L’università vola
Sfida per la città

Il traguardo era previsto per il 2020 e invece è stato raggiunto nell’anno del 50° anniversario di fondazione. L’Università degli Studi di Bergamo ha superato i ventimila iscritti con due anni di anticipo, confermando una tendenza in atto da tempo. In un Paese con un tasso di laureati ancora troppo basso, in una provincia dove la dispersione scolastica è ancora troppo alta c’è un ateneo che attrae sempre più studenti e che si è attrezzato per gestire il fenomeno nel migliore dei modi. A meno di un mese dal via alle immatricolazioni la nostra università si trova con più di 4.000 neo iscritti, e la prospettiva di dover giocare in una categoria superiore dal prossimo anno accademico. «Abbiamo gli antidoti», risponde il rettore Remo Morzenti Pellegrini a chi gli chiede se il suo ateneo non stia facendo il passo più lungo della gamba. I corsi più affollati saranno duplicati, le aule verranno utilizzate a pieno regime, gli spazi sono stati e saranno ampliati.

Al nuovo Baroni verrà affiancata una parte del Museo Bernareggi, i lavori nel chiostro minore di Sant’Agostino stanno per partire e in via dei Caniana si lavora per mettere a punto il trasloco degli uffici nel palazzo di via Calvi recentemente acquisito dalla Provincia. Un risiko studiato a tavolino, reso possibile da un’oculata politica finanziaria. Unica pecca: i tempi dilatati per la riqualificazione della Montelungo.

E questo è un problema non da poco per un ateneo che vede crescere di anno in anno il numero di iscritti e di docenti in arrivo da fuori città, e che fa dell’internazionalizzazione uno dei suoi punti di forza. Agli stranieri non pare possibile che un’università degna di questo nome non abbia la possibilità di alloggiare i propri ospiti e non disponga di un campus residenziale. Gli accordi con Harvard, Max Planck e gli atenei cinesi (solo per citare alcuni dei maggiori enti con cui UniBg ha stretto collaborazioni) non possono prescindere dal concetto di residenza.

Una mancanza non contemplata, che a lungo andare rischia di far retrocedere l’ateneo orobico nel ranking internazionale faticosamente scalato. Il ritardo di 18 mesi nella consegna del cantiere difficilmente sarà recuperato, a questo punto c’è da augurarsi che i tempi non si allunghino ulteriormente.

Se la questione spazi è in buona parte sotto controllo, grazie agli interventi infrastrutturali messi in campo negli anni, preoccupano invece, e non poco, la carenza di risorse umane e il cronico sottofinanziamento da parte dello Stato.
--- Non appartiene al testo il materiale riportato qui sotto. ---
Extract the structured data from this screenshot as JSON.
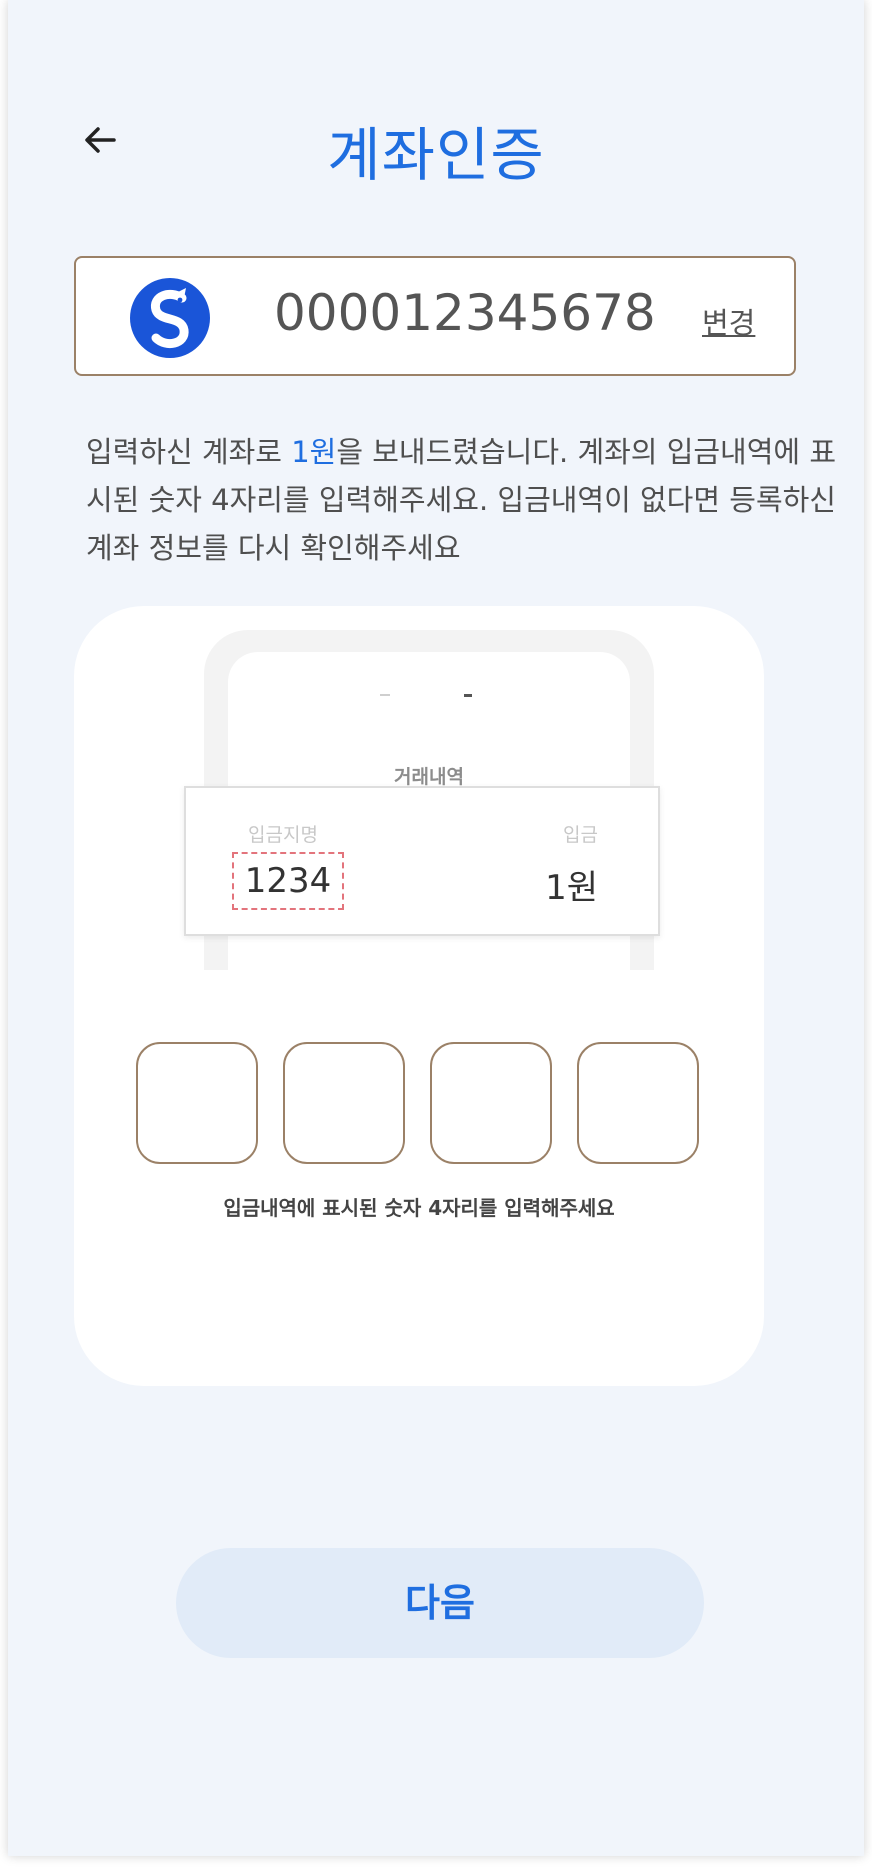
{
  "header": {
    "title": "계좌인증"
  },
  "account": {
    "number": "000012345678",
    "change_label": "변경",
    "bank_color": "#1a55d8"
  },
  "guide": {
    "part1": "입력하신 계좌로 ",
    "highlight": "1원",
    "part2": "을 보내드렸습니다. 계좌의 입금내역에 표시된 숫자 4자리를 입력해주세요. 입금내역이 없다면 등록하신 계좌 정보를 다시 확인해주세요"
  },
  "illustration": {
    "screen_title": "거래내역",
    "depositor_label": "입금지명",
    "deposit_label": "입금",
    "code_example": "1234",
    "amount": "1원"
  },
  "code_entry": {
    "hint": "입금내역에 표시된 숫자 4자리를 입력해주세요",
    "digits": [
      "",
      "",
      "",
      ""
    ]
  },
  "footer": {
    "next_label": "다음"
  },
  "colors": {
    "accent": "#1f6ee0",
    "border": "#9b8167",
    "background": "#f1f5fb"
  }
}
Il rettore ha recentemente chiamato a raccolta i politici bergamaschi, dai parlamentari ai consiglieri regionali, per sbloccare una volta per tutte la situazione. E risolvere quello che ormai è noto come «il caso Bergamo».

In gioco ci sono la valorizzazione e lo sviluppo dell’ateneo, non in termini numerici – quelli non sono più un problema – ma in termini qualitativi. Se non sarà possibile ottenere il via libera dal ministero all’assunzione di nuovo personale (docente e tecnico-amministrativo) UniBg subirà inevitabilmente una battuta d’arresto. Non potrà investire nella didattica, nella ricerca, più in generale nella formazione dei suoi studenti. Sarà costretta a programmare gli accessi ai corsi più apprezzati e si dovrà limitare a gestire il presente, senza guardare al futuro.

In sostanza il territorio perderà un’eccellenza e un’occasione per crescere. Scusate se è poco. Nell’anno in cui si celebrano i primi cinquant’anni dell’Università degli Studi di Bergamo perdere questa battaglia suonerebbe come una beffa.